California emerges as the top-performing state due to its large customer base, the highest number of orders, strong demand for high-value products such as technology and office supplies, and a high concentration of business and commercial activities.

Question 8:How do discount rates differ across product categories in the Superstore dataset?

ggplot(superstore, aes(x = Category, y = Discount, fill = Category)) +
  geom_boxplot() +
  labs(title = "Distribution of Discounts by Category",
       x = "Category",
       y = "Discount Rate") +
  theme_minimal()

This boxplot suggests that their discounting strategy might change depending on the product category. Office Supplies appear the most unpredictable; while most customers pay full price (median of 0%), they might occasionally offer very large discounts of up to 80% on items like binders, possibly to clear excess stock. Furniture generally shows a consistent 20% discount, which they might use to encourage sales of heavier, slower-moving inventory. Technology also tends to have around a 20% discount, but they might avoid the extreme 80% cuts seen in office supplies, likely because deep discounts on high-cost electronics could be too risky for the business.

Question 9: Does shipping mode influence sales performance?

ship_category_orders <- superstore %>%
  group_by(Ship.Mode, Category) %>%
  summarise(Total_Orders = n())

## `summarise()` has grouped output by 'Ship.Mode'. You can override using the
## `.groups` argument.

ggplot(ship_category_orders, 
       aes(x = Category, y = Total_Orders, fill = Ship.Mode)) +
  geom_col(position = "dodge") +
  labs(
    title = "Number of Orders by Shipping Mode and Product Category",
    x = "Product Category",
    y = "Number of Orders",
    fill = "Shipping Mode"
  ) +
  theme_minimal()

Shipping mode seems to influence sales performance mainly through customer preference and product type. Standard Class records the highest orders across all categories, which suggests customers might prefer it because it offers a reasonable balance between cost and delivery time. Faster options like First Class and Same Day are used less, likely because of their higher shipping costs

Recommendations

Based on the results of the analysis:

The Superstore should focus more on products and categories that consistently generate profit.

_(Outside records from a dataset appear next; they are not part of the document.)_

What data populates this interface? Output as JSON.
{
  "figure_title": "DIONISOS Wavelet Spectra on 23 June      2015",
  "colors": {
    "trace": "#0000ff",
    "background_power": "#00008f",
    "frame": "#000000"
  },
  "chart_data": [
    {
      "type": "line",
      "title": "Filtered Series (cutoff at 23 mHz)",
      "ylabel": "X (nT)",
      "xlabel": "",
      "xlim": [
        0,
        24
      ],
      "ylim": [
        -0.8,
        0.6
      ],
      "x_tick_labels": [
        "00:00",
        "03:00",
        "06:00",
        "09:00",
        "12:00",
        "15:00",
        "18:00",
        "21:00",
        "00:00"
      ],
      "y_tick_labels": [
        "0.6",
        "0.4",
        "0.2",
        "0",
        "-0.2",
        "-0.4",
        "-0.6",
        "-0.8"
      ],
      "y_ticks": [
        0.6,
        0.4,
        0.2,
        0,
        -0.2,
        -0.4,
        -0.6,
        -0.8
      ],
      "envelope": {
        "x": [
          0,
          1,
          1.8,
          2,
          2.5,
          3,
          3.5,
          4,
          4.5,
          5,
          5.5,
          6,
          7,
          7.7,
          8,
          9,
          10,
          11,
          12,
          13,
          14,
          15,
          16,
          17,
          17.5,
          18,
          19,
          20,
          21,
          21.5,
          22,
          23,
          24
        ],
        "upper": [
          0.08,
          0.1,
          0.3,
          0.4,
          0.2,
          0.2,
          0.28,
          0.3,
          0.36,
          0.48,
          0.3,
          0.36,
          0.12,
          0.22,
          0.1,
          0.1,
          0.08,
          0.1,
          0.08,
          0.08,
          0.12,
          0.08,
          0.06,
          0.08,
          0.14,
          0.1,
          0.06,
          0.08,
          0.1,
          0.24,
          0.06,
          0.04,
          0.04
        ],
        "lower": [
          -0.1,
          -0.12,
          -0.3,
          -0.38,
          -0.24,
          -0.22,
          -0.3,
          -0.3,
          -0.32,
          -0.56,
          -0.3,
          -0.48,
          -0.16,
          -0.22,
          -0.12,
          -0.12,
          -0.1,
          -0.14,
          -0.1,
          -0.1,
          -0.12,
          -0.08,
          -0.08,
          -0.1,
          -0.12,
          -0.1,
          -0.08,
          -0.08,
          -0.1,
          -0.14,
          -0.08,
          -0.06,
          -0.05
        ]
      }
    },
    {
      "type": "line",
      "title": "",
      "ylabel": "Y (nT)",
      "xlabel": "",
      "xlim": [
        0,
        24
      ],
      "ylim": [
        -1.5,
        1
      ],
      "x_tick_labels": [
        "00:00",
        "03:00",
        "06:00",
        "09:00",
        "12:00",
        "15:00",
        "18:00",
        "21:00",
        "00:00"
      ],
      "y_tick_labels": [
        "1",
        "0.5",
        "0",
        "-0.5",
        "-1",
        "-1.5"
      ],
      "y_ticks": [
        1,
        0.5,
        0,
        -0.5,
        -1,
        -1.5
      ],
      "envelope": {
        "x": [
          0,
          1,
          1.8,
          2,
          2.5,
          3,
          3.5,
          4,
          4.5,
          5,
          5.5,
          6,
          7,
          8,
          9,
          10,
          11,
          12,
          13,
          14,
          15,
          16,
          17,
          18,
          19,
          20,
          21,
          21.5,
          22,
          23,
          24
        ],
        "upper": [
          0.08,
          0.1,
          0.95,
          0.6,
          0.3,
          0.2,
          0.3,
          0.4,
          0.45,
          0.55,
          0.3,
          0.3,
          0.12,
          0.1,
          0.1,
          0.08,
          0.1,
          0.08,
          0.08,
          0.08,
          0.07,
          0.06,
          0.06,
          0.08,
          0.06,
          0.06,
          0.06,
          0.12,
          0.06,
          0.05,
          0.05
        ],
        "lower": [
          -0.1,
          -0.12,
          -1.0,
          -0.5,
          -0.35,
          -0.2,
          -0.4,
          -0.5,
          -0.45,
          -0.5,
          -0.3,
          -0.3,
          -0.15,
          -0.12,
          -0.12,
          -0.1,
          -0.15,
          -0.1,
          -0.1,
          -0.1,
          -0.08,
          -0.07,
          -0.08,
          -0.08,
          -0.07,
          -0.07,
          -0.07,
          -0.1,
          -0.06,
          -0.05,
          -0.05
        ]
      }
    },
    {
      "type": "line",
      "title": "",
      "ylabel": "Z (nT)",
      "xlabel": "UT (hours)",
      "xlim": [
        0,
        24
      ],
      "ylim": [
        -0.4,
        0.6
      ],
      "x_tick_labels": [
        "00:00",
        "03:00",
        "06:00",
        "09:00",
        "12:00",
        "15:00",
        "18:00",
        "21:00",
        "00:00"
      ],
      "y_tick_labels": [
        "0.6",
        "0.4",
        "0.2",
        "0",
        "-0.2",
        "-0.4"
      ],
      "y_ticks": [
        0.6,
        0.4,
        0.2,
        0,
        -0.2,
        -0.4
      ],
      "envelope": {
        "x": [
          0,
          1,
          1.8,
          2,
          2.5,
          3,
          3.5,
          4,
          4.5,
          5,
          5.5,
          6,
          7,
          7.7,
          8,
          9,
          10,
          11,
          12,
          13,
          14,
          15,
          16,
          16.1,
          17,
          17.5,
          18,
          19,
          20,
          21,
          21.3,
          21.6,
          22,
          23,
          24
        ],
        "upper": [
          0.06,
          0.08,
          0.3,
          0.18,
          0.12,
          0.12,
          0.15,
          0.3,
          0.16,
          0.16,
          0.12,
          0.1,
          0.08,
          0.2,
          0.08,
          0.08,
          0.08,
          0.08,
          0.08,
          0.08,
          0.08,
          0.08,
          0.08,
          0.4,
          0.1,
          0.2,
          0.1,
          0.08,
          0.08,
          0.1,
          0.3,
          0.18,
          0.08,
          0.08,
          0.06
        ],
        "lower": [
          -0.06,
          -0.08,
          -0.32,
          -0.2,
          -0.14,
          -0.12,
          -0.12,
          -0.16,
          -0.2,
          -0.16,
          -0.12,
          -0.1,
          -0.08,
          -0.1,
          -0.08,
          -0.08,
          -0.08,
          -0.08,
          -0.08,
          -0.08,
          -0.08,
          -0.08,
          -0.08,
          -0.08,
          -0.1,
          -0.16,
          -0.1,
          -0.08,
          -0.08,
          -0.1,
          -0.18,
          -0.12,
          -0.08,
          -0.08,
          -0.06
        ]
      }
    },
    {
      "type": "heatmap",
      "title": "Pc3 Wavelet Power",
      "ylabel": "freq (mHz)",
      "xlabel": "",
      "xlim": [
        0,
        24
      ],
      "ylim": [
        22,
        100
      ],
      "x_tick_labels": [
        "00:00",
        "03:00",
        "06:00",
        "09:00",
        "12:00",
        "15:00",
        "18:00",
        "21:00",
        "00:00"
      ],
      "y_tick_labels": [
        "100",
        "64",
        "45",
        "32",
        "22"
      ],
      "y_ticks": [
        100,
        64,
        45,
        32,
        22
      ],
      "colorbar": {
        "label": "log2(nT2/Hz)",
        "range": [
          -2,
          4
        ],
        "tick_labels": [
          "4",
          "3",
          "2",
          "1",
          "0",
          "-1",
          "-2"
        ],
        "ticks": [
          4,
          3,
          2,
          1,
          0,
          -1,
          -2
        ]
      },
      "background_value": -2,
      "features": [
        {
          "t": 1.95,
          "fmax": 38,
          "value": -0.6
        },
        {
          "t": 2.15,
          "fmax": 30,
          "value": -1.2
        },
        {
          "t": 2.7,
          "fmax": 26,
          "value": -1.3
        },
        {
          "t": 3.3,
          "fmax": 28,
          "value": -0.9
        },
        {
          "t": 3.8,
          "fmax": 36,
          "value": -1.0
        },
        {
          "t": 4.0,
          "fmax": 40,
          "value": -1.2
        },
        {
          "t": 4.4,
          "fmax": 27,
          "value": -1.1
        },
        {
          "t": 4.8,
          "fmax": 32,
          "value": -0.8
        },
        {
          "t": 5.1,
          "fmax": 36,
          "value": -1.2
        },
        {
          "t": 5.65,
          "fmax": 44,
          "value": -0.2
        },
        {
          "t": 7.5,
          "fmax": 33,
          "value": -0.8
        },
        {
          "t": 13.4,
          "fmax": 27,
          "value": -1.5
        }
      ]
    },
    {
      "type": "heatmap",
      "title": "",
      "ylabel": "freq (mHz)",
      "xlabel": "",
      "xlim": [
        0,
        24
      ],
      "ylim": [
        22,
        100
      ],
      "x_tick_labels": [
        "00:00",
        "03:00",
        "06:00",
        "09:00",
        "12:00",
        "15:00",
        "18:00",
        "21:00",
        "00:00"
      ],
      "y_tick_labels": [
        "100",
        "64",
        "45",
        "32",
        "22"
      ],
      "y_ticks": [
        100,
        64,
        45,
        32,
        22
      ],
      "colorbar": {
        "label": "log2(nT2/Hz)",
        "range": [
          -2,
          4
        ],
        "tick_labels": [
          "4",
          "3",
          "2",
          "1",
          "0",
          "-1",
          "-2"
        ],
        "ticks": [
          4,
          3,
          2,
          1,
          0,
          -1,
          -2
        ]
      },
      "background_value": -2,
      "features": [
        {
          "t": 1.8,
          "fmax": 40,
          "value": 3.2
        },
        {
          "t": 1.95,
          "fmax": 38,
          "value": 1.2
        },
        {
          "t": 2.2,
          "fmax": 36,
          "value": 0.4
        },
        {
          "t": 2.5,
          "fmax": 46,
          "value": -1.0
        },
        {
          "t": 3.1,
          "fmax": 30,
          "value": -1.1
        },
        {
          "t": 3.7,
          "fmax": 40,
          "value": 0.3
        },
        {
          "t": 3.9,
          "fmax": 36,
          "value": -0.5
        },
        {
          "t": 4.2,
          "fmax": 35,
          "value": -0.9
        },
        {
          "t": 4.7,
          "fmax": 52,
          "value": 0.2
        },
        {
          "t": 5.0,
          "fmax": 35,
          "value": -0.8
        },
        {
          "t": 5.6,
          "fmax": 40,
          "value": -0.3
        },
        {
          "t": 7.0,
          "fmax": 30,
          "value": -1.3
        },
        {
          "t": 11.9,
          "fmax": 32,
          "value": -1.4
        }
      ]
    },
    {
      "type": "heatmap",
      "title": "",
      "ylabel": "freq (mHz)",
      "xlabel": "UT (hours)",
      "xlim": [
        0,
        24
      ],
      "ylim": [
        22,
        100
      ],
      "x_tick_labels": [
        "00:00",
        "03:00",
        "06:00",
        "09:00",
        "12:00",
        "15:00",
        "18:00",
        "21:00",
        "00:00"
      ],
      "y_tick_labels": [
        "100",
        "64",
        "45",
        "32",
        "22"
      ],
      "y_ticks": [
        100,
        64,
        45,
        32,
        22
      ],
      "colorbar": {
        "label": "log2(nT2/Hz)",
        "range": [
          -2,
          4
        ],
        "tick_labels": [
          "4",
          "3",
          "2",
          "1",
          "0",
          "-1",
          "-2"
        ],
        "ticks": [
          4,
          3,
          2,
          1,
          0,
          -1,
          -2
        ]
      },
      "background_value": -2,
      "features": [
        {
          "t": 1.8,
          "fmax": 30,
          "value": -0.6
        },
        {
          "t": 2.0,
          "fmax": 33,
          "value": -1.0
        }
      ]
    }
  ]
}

Products that regularly cause losses should be reviewed, improved, or possibly removed.

Discount policies should be carefully managed so that sales growth does not lead to profit loss.

More attention should be given to regions that perform well, while strategies should be developed to improve weaker regions.

Business decisions should focus not only on increasing sales volume but also on increasing profitability.

Conclusion

This project analyzed the Superstore dataset(U.S.A) to gain insights into sales performance, profitability, customer purchasing behavior, and operational efficiency. The study revealed that while the Superstore achieves strong sales, profitability is influenced by factors such as product category, region, discount levels, and shipping modes. By applying data analytics techniques and visualizations, the analysis provided actionable insights that can help management make informed business decisions, improve profitability, and enhance overall performance.